Harald’s hill’s lower bailey is mostly inhabited by private homes, the upper bailey holds the guild houses of the various merchant companies that operate out of Daultin, and Harald’s Watch holds the houses of the wealthy and the merchants as well as the city homes of the more wealthy steaders of the entire land. Also the city’s main garrison, the squat and solid fort Borost, is built into the walls that circle Harald’s Watch looking out to the east. A trebuchette capable of launching for over a league points always to the east from the uppermost tower. At the center of the district stands the monument to Harald, standing with his shield held firm, staring east. There is also a great stable and kennel operated by the Earl Galastry, it’s called the dome, and is essentially a broad wooden frame like an overturned ship over a large yard and cobbled road covered with canvas. The Earl of Galastry breeds and trains greyhounds here, which he keeps as pets or gives as gifts, he also breeds painted horses like those the goblyns ride which his ancestors bred from a captured goblin stable. While they have not mastered horse breeding like the goblins have these are still the very finest and most prized steeds that a landsman can come by.

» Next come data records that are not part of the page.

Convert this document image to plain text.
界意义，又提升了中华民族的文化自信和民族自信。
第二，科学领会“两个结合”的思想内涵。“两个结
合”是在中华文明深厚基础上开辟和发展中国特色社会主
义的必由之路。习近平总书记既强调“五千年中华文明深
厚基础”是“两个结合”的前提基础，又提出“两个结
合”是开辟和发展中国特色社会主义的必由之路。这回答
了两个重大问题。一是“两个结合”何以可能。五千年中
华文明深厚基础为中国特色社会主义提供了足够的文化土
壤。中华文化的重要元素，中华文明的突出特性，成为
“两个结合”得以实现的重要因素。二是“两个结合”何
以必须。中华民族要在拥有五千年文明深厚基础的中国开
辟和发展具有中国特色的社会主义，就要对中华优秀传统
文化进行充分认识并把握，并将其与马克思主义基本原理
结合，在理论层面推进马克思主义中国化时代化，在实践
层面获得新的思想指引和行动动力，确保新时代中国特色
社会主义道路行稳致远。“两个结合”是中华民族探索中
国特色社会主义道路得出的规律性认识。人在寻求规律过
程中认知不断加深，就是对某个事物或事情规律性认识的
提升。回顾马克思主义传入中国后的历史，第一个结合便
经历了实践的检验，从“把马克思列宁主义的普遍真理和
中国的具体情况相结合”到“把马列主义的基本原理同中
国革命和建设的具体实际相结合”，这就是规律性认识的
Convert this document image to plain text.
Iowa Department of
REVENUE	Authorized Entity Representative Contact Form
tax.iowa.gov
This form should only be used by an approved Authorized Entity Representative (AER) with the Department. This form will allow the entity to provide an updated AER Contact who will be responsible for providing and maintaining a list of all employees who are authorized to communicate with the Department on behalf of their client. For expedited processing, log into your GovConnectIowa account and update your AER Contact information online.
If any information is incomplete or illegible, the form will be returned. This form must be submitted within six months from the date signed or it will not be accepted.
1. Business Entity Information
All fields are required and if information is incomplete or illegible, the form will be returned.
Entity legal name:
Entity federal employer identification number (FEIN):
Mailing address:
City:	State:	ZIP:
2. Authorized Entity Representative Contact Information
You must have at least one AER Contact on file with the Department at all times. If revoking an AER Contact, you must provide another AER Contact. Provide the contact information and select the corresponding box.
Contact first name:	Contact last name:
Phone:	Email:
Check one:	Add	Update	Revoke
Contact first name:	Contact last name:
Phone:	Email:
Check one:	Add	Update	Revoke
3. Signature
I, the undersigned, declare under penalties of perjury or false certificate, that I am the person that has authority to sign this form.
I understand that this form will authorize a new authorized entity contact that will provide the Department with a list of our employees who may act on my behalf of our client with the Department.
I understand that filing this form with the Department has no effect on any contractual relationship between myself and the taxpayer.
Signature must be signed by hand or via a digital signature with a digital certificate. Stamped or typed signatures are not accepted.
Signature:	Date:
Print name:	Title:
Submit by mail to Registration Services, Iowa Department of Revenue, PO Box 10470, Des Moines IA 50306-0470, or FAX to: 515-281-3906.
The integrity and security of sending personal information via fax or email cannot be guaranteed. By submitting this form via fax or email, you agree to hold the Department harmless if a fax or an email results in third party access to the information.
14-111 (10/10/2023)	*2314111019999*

Daultin is a city of nearly twenty thousand people. It is the sovereign property of the Earl of Galastry and he collects rents from anyone with a permanent dwelling here, and charges a gate tax on anyone bringing good in through the gates. The city is patrolled by his armies and administrated by his Major Doge Faldin, a brisk no-nonsense man and a twelve-year veteran of the armies of Galastry. Beneath him there is a Doge for each district including the Castle. Each Doge is given command of a contingent of fifty infantrymen to police the city and man the fortifications. No one is sure why such a huge military presence is maintained at the moment, but even larger armies are being drilled and housed only a few leagues outside the city walls. The entire city remains walled and fortified, and regular patrols of the walls are maintained around the clock.